I’ve danced around the particulars of how it is that I’ve actually changed and what exactly is different about who I am now vis-a-vis who I thought I might be, but I think all that really matters is what I do about it moving forward. If my environment can have such an effect on who I am becoming, then is the solution to change my environment completely? Or, do I become more intentional with how much I draw from my environment? More decisive about the impact that my surroundings have on me?

Diving headfirst into the furnace of corporate America seems like a terrible way to place myself in an environment that is conducive to positive change, and I am trying hard to take the good and leave the bad. I think in regards to my surroundings, I am trying to increase the time that I spend with different spheres and ecosystems. At school, I thought it was enough to allocate my time with multiple different social circles and friend groups. However, at the end of the day, everyone in those different cliques were all college students. Very much in the same phase of life, and in many senses, of the same disposition and orientation towards the world. Sure, there were nuances in the way that they thought, but ultimately, it was the same sphere of the world. Consequently, I want to make sure that I increase the different spheres of the world that I am coming into contact with. Beyond work, there is my church community, running clubs, book clubs, interest groups, etc. Having more frequent touch points with people from these different spheres can make obvious the ways that one environment is having too much of an effect on who I am becoming.

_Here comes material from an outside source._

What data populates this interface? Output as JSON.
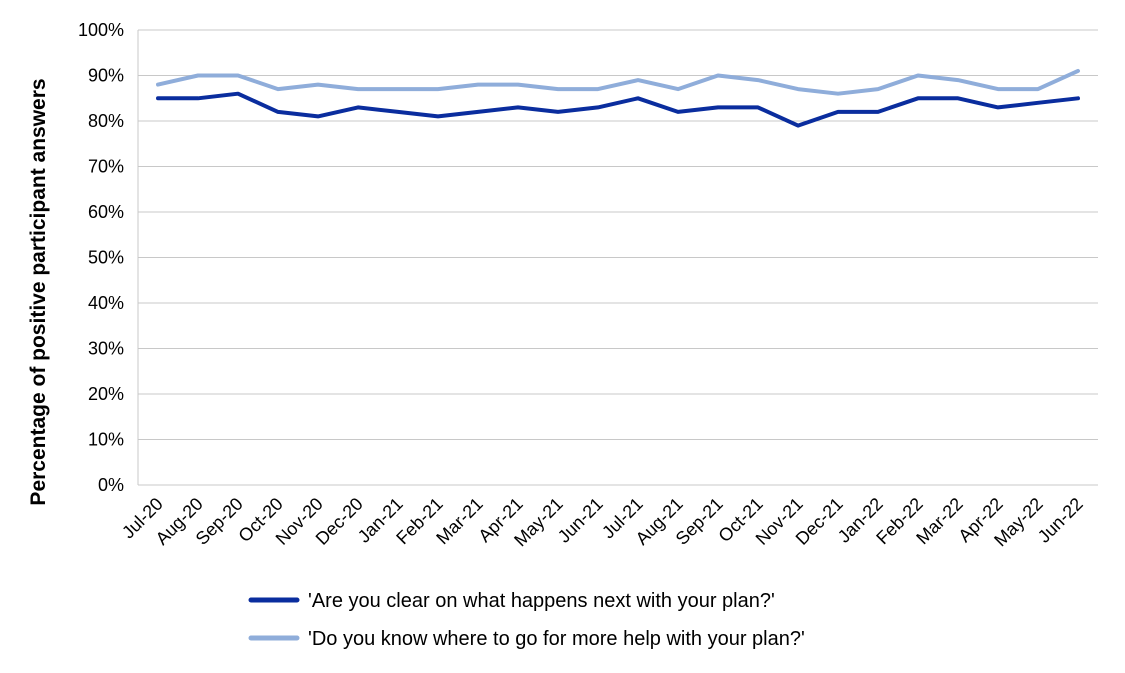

I suppose an epiphany I am having is that true diversity is not necessarily found in the make up of one specific social ecosystem, but rather the aggregation of taking part in multiple different ecosystems. The ability to walk between these spheres and understand what you hope to draw from each. In this way, we also answer question #1. Traversing through all these disparate circles is a way to become an agent and not an object — aware of what I hope to learn and how I hope to change as a result of being a part of each of my communities, while never being too dramatically impacted by a single one. This phrasing sounds almost transactional, as if I have an agenda with each of the new groups I hope to befriend in this budding chapter of my life. Yet, I see it as an appeal to intentionality more than anything. I am more focused on ensuring that when I change colors, it’s with my consent and permission, and not because of a more pernicious shift that my surroundings are imposing upon me.

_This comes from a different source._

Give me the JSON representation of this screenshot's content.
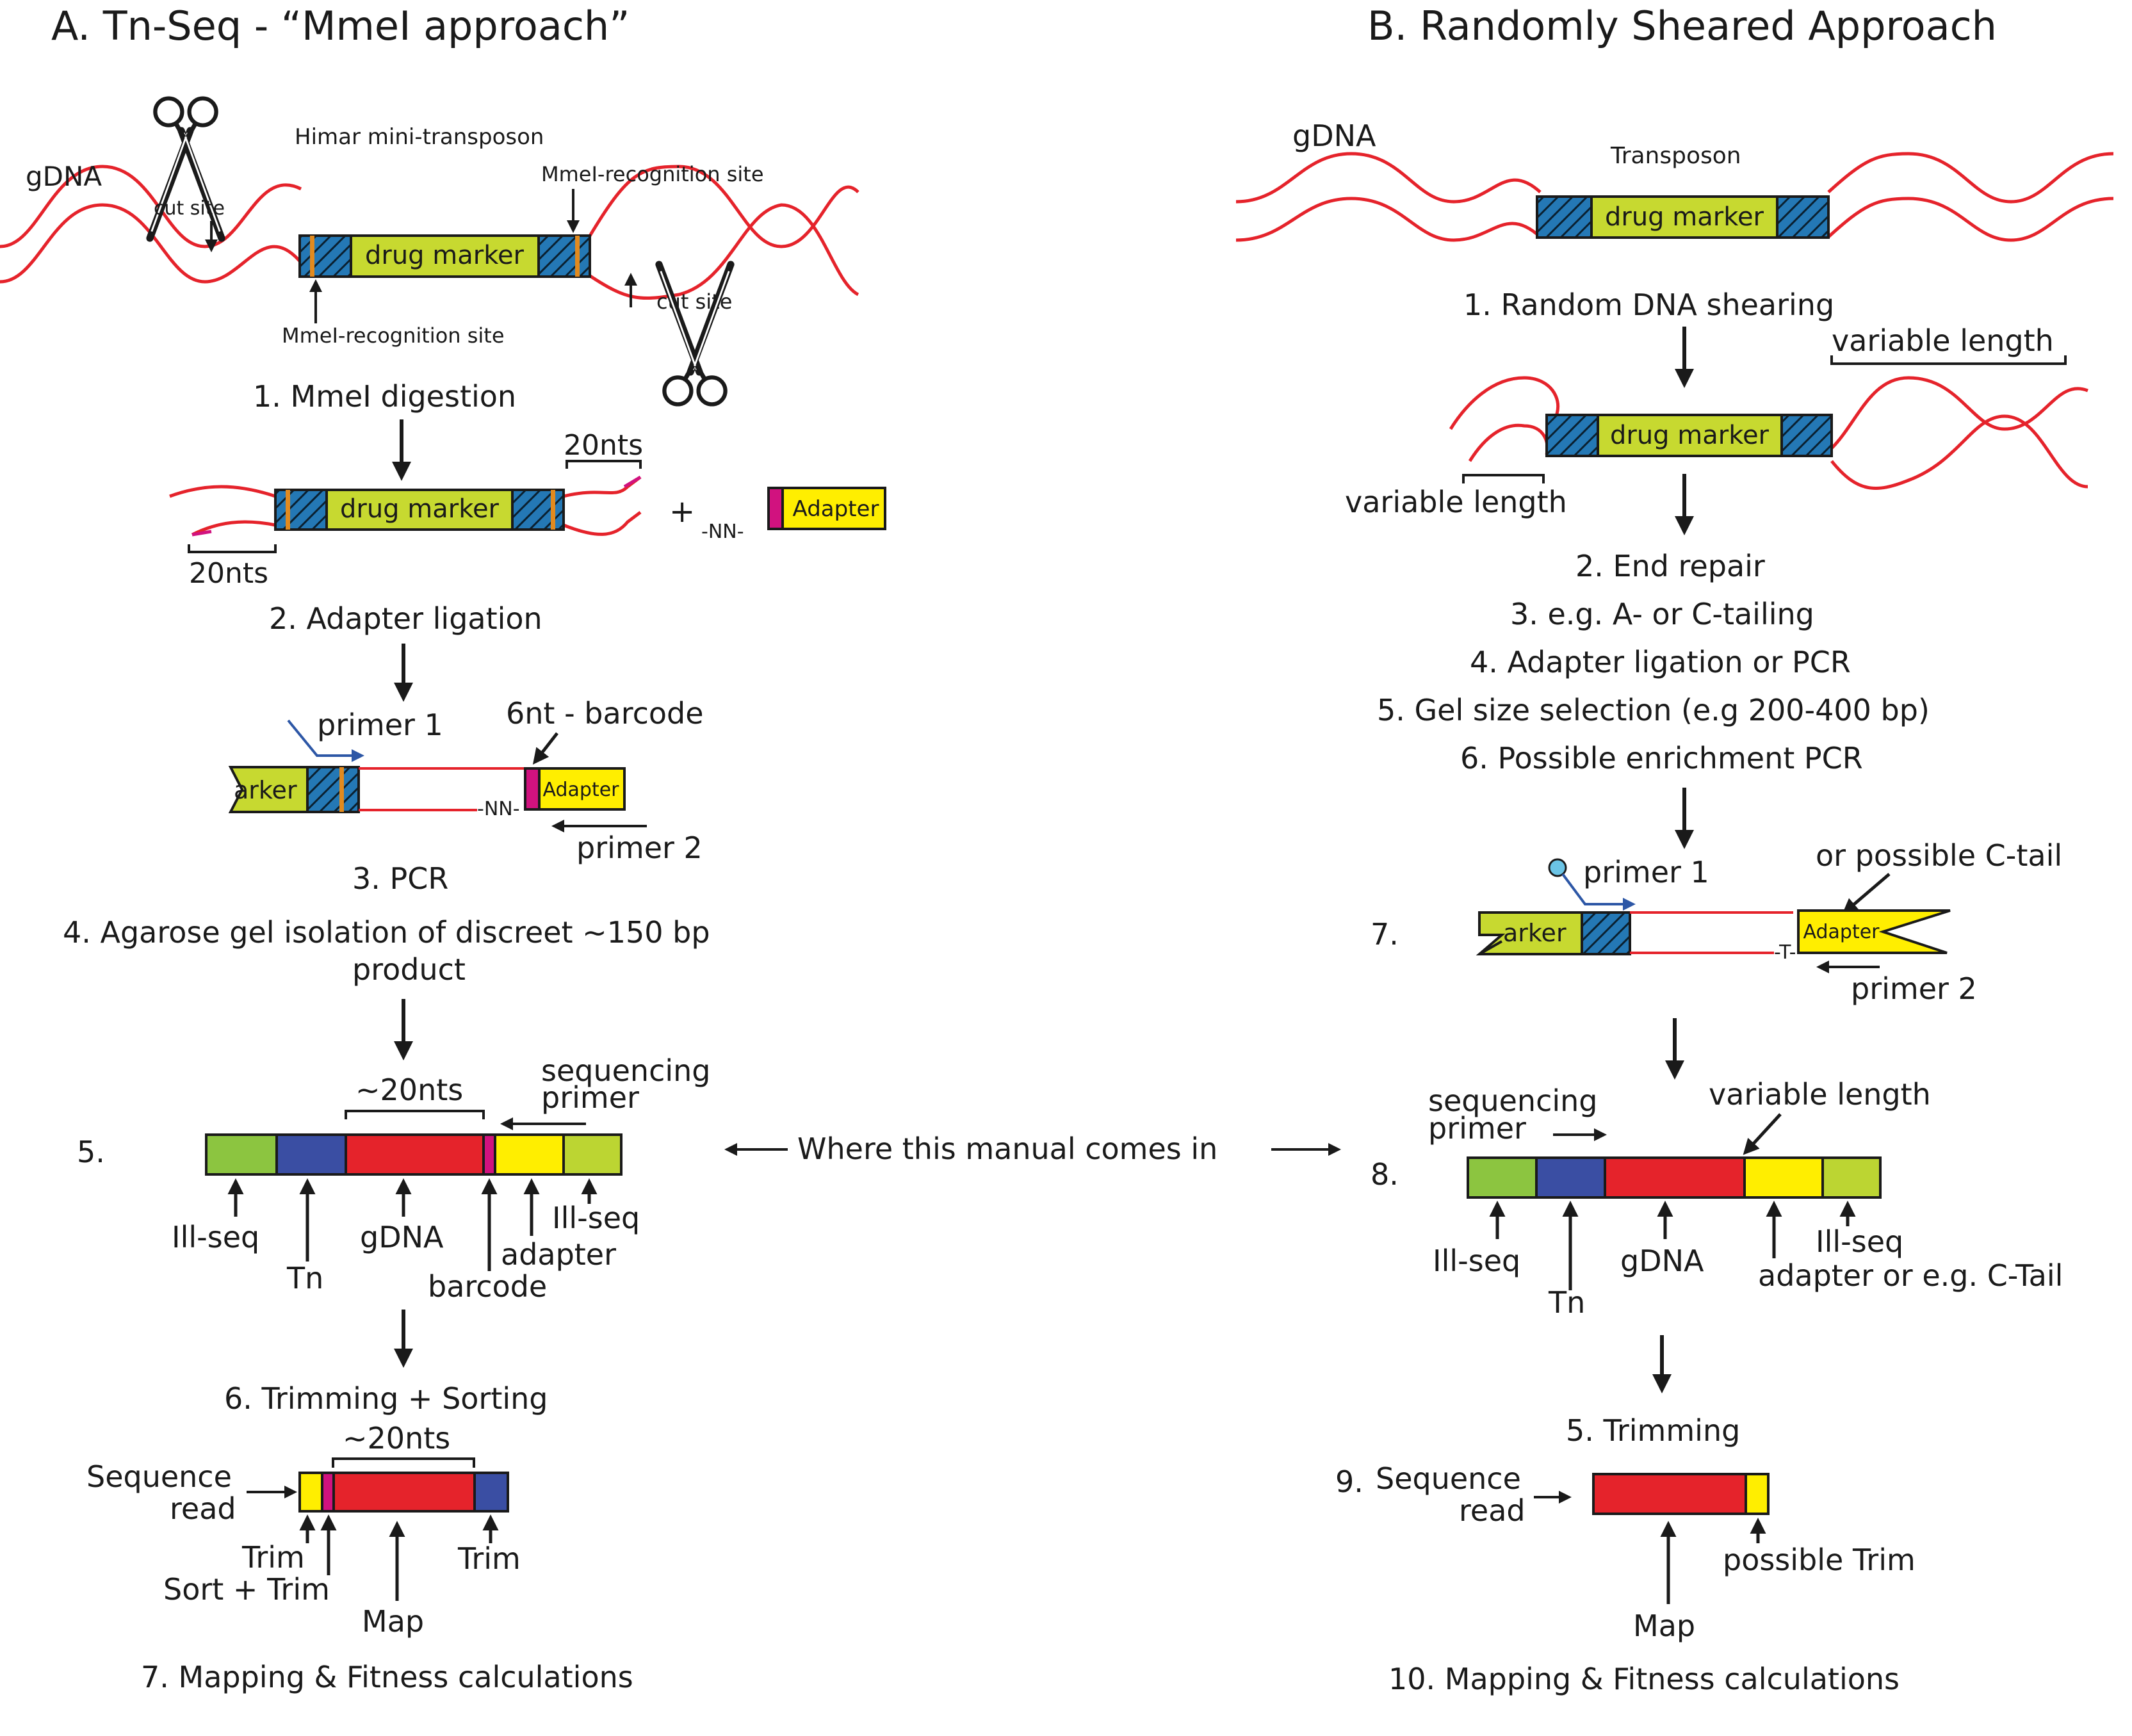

Of course, this is all easier said than done, but I am determined to look back on my life in ten, twenty, or even fifty years from now and say that as the doors of my metaphorical train of identity and existence were about to close shut, I made a deliberate decision to either push through the crowd and leap across the platform, or to instead wait patiently at the station for the next train to arrive. Whatever it will be in this next phase of life, I want my choice to be conscious, grounded, and rooted in the values that I hold close to my heart, and the people I hold even closer still.